We were lured into the presentation with a $150 gift certificate to be used on the island we were staying at. One might say $150 is a lot of money but this is a very low cost for a face to face sales presentation with someone who is a qualified buyer. The one area they forgot to ask is, were we interested. In order for someone to be a buyer they have to have 2 requirements they have to be interested and qualified. You will not complete a sale if either of these requirements is not met. As we walked into the presentation we signed up and were given a number. The number was in a 5x7 picture frame so it was not something you could hide. The room we were asked to sit in was also set up for sales one small loveseat with a single chair directly across (couple vs. sales person). After all of the numbers where handed out the sharks were released. You began to see sales people scurrying through the rooms looking for their assigned numbers. Then our sales person approached us and asked if we could follow her as she took us into a small sales room. The presentation was as expected, directional selling letting people say yes as much as possible. The presentation lacked the pressure I was expecting. The sales person had broken English but I guess this could be expected since we were in a foreign country but this was mistake #1 in the sales process. Mistake #2 was she did not gauge our interest if we wanted to buy from the beginning. There is no need to try to sell someone something they do not need or do not want. Mistake #3 once she confirmed we were not going to buy she became less than professional and swiftly moved us out the door to our $150 gift certificate.
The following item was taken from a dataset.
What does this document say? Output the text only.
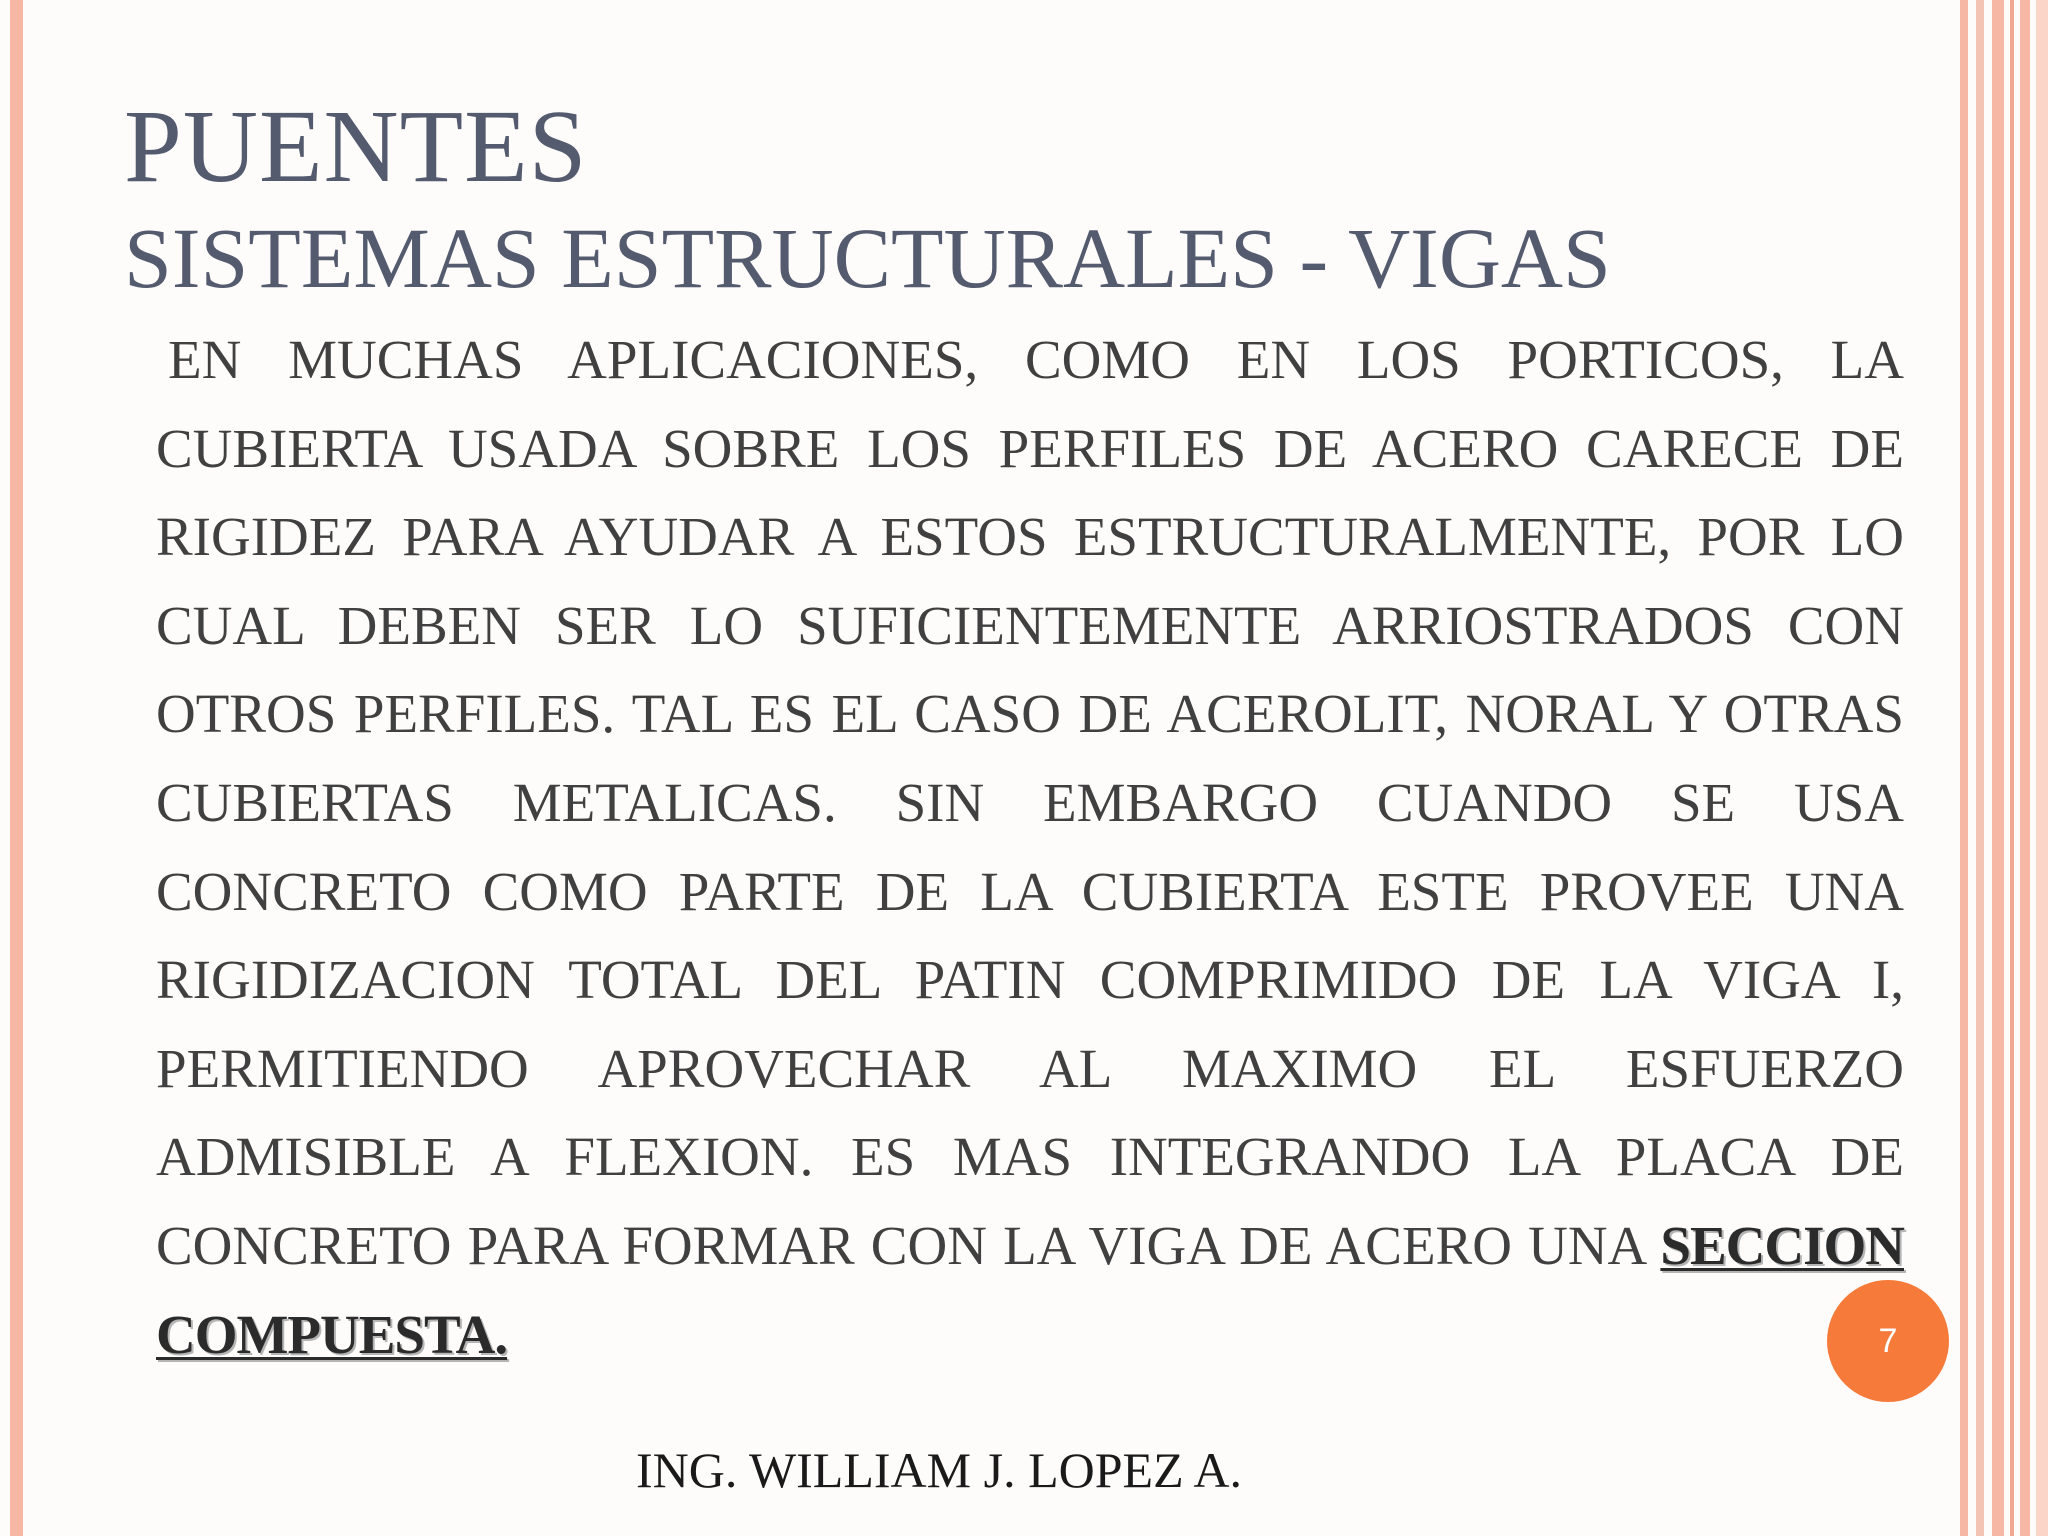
PUENTES
SISTEMAS ESTRUCTURALES - VIGAS

EN MUCHAS APLICACIONES, COMO EN LOS PORTICOS, LA CUBIERTA USADA SOBRE LOS PERFILES DE ACERO CARECE DE RIGIDEZ PARA AYUDAR A ESTOS ESTRUCTURALMENTE, POR LO CUAL DEBEN SER LO SUFICIENTEMENTE ARRIOSTRADOS CON OTROS PERFILES. TAL ES EL CASO DE ACEROLIT, NORAL Y OTRAS CUBIERTAS METALICAS. SIN EMBARGO CUANDO SE USA CONCRETO COMO PARTE DE LA CUBIERTA ESTE PROVEE UNA RIGIDIZACION TOTAL DEL PATIN COMPRIMIDO DE LA VIGA I, PERMITIENDO APROVECHAR AL MAXIMO EL ESFUERZO ADMISIBLE A FLEXION. ES MAS INTEGRANDO LA PLACA DE CONCRETO PARA FORMAR CON LA VIGA DE ACERO UNA SECCION COMPUESTA.	7

ING. WILLIAM J. LOPEZ A.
Although we had no intention on buying I would have to say the overall sales presentation was good. I actually left the meeting with a good understanding of their product line as well as a good sense of the sales person’s ability. We were presented an option that actually would have met all of our needs if we were going to buy and for that I commend the sales person. After all she really did listen to what we had to say and tried to make the best recommendation possible. If you are in sales make sure your customer is interested and qualified and you will save a lot of time and energy.